= Institute of Electronic Music and Acoustics =

Austrian research center

The Institute of Electronic Music and Acoustics (IEM) is a multidisciplinary research center within the University of Music and Performing Arts, Graz, (Austria).

== Research ==
=== Research and development ===
Research activities are concentrated mainly in digital signal processing, audio engineering, and psycho acoustics, e.g. projects in analysis and syntheses of sound and loudness perception.

- Recording- and Reproduction technology
- Signal Processing, Sound Analysis and Synthesis
- Realtime Software
- Internet Archive of Electronic Music

=== Artistic Research ===
The IEM is very active in the field of Artistic Research.
As part of the 'Doctor Artium' program of the University of Music and Performing Arts Graz, several art-based doctorates have been supervised at the IEM.
Also, since 2011 IEM staff members have won seven PEEK grands for various artistic research projects, each with a run-time of three years. The PEEK program is a highly competitive research program for artistic research in Austria, and is funded by the Austrian Science Fund (FWF).

== Education ==
At IEM, compositions students are trained in musical acoustics, sound synthesis, algorithmic composition, and real-time systems.
The institute has established an audio engineering curriculum in collaboration with the Graz University of Technology. The most important aspects of these courses is to bring technology and artistic creativity closer together.

=== Composition - Computer Music ===

The IEM offers a 3-year bachelor and a 2-year master program in Computer Music.
The main focuses of this three-year program – the first of its kind in Austria – are:
- Computer Music Composition
- Performance and interpretation of electronic works
- Conception and development of new electronic instruments
- Music Informatics

Some of the offered courses are taking place in collaboration with the Institute of Composition, Music Theory and Conducting (Institute 1) of the Graz University of Music and Dramatic Arts

=== Electrical Engineering / Sound Engineering ===

Bachelor/Master study in cooperation with the Graz University of Technology

=== Musicology ===

Bachelor/Master study in cooperation with the University of Graz

== Art Production ==
IEM provides technology and know-how to composers and musicians in the creation and realization of their works.
Since 1990, IEM has collaborated with guest artists (including Olga Neuwirth, Peter Ablinger, Bernhard Lang) in the production and performance of more than 80 new compositions. In this process, many international partnerships have been established.

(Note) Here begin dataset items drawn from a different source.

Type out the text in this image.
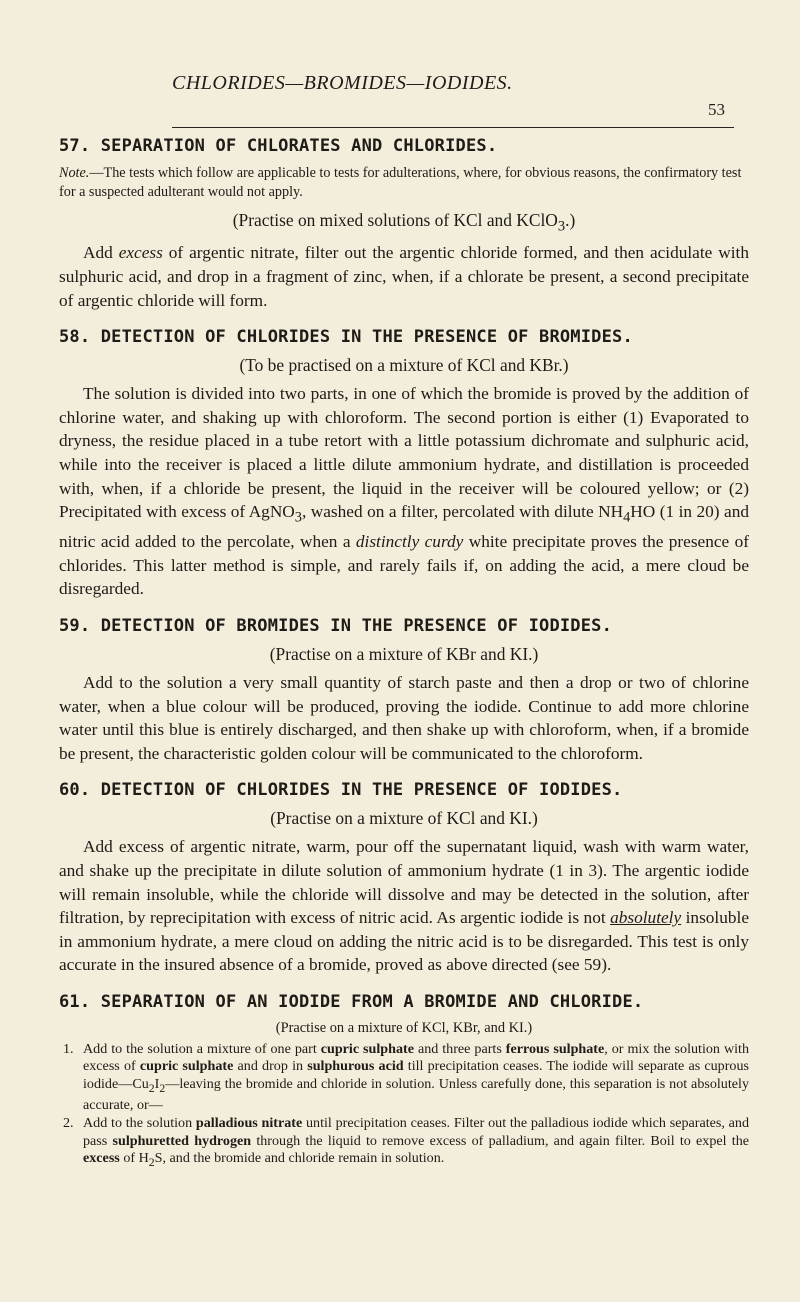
CHLORIDES—BROMIDES—IODIDES.
53
57. SEPARATION OF CHLORATES AND CHLORIDES.
Note.—The tests which follow are applicable to tests for adulterations, where, for obvious reasons, the confirmatory test for a suspected adulterant would not apply.
(Practise on mixed solutions of KCl and KClO$_3$.)

Add excess of argentic nitrate, filter out the argentic chloride formed, and then acidulate with sulphuric acid, and drop in a fragment of zinc, when, if a chlorate be present, a second precipitate of argentic chloride will form.

58. DETECTION OF CHLORIDES IN THE PRESENCE OF BROMIDES.
(To be practised on a mixture of KCl and KBr.)

The solution is divided into two parts, in one of which the bromide is proved by the addition of chlorine water, and shaking up with chloroform. The second portion is either (1) Evaporated to dryness, the residue placed in a tube retort with a little potassium dichromate and sulphuric acid, while into the receiver is placed a little dilute ammonium hydrate, and distillation is proceeded with, when, if a chloride be present, the liquid in the receiver will be coloured yellow; or (2) Precipitated with excess of AgNO$_3$, washed on a filter, percolated with dilute $NH_4HO$ (1 in 20) and nitric acid added to the percolate, when a distinctly curdy white precipitate proves the presence of chlorides. This latter method is simple, and rarely fails if, on adding the acid, a mere cloud be disregarded.

59. DETECTION OF BROMIDES IN THE PRESENCE OF IODIDES.
(Practise on a mixture of KBr and KI.)

Add to the solution a very small quantity of starch paste and then a drop or two of chlorine water, when a blue colour will be produced, proving the iodide. Continue to add more chlorine water until this blue is entirely discharged, and then shake up with chloroform, when, if a bromide be present, the characteristic golden colour will be communicated to the chloroform.

60. DETECTION OF CHLORIDES IN THE PRESENCE OF IODIDES.
(Practise on a mixture of KCl and KI.)

Add excess of argentic nitrate, warm, pour off the supernatant liquid, wash with warm water, and shake up the precipitate in dilute solution of ammonium hydrate (1 in 3). The argentic iodide will remain insoluble, while the chloride will dissolve and may be detected in the solution, after filtration, by reprecipitation with excess of nitric acid. As argentic iodide is not absolutely insoluble in ammonium hydrate, a mere cloud on adding the nitric acid is to be disregarded. This test is only accurate in the insured absence of a bromide, proved as above directed (see 59).

61. SEPARATION OF AN IODIDE FROM A BROMIDE AND CHLORIDE.
(Practise on a mixture of KCl, KBr, and KI.)
1. Add to the solution a mixture of one part cupric sulphate and three parts ferrous sulphate, or mix the solution with excess of cupric sulphate and drop in sulphurous acid till precipitation ceases. The iodide will separate as cuprous $iodide—Cu_2I_2—leaving$ the bromide and chloride in solution. Unless carefully done, this separation is not absolutely accurate, or—
2. Add to the solution palladious nitrate until precipitation ceases. Filter out the palladious iodide which separates, and pass sulphuretted hydrogen through the liquid to remove excess of palladium, and again filter. Boil to expel the excess of $H_2S$, and the bromide and chloride remain in solution.
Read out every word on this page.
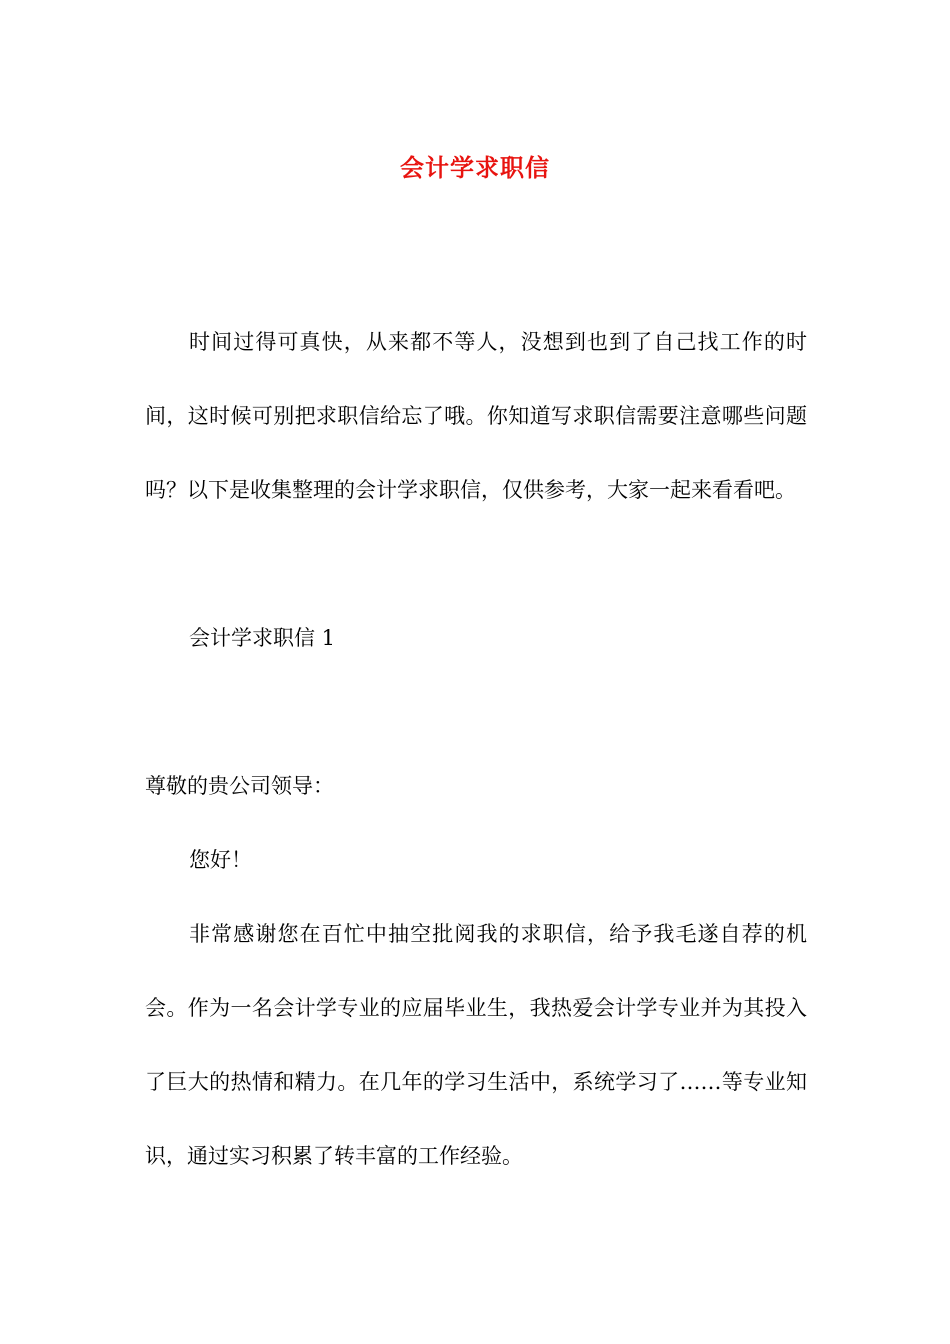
会计学求职信

时间过得可真快，从来都不等人，没想到也到了自己找工作的时间，这时候可别把求职信给忘了哦。你知道写求职信需要注意哪些问题吗？以下是收集整理的会计学求职信，仅供参考，大家一起来看看吧。

会计学求职信 1

尊敬的贵公司领导：

您好！

非常感谢您在百忙中抽空批阅我的求职信，给予我毛遂自荐的机会。作为一名会计学专业的应届毕业生，我热爱会计学专业并为其投入了巨大的热情和精力。在几年的学习生活中，系统学习了……等专业知识，通过实习积累了转丰富的工作经验。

Since 2014 the IEM is also offering an Artist-In-Residence program, which enables the selected artist to work at the facilities of the IEM for a duration of 5 months. The selected Artists-In-Residence are:

- 2014: Dugal McKinnon
- 2015: Heather Frasch and Budhaditya Chattopadhyay
- 2016: Reiko Yamada

== Publications ==
The IEM publishes the series "Contributions to Electronic Music".

== Open source ==
The IEM is involved in several open-source projects.
It is currently hosting the main community portal and the mailing-lists for Pure Data

==Articles==
- Ritsch, Winfried and IOhannes Zmölnig. “IEM — Institute of Electronic Music and Acoustics (Graz).” eContact! 11.3 — Logiciels audio « open source » / Open Source for Audio Application (September 2009).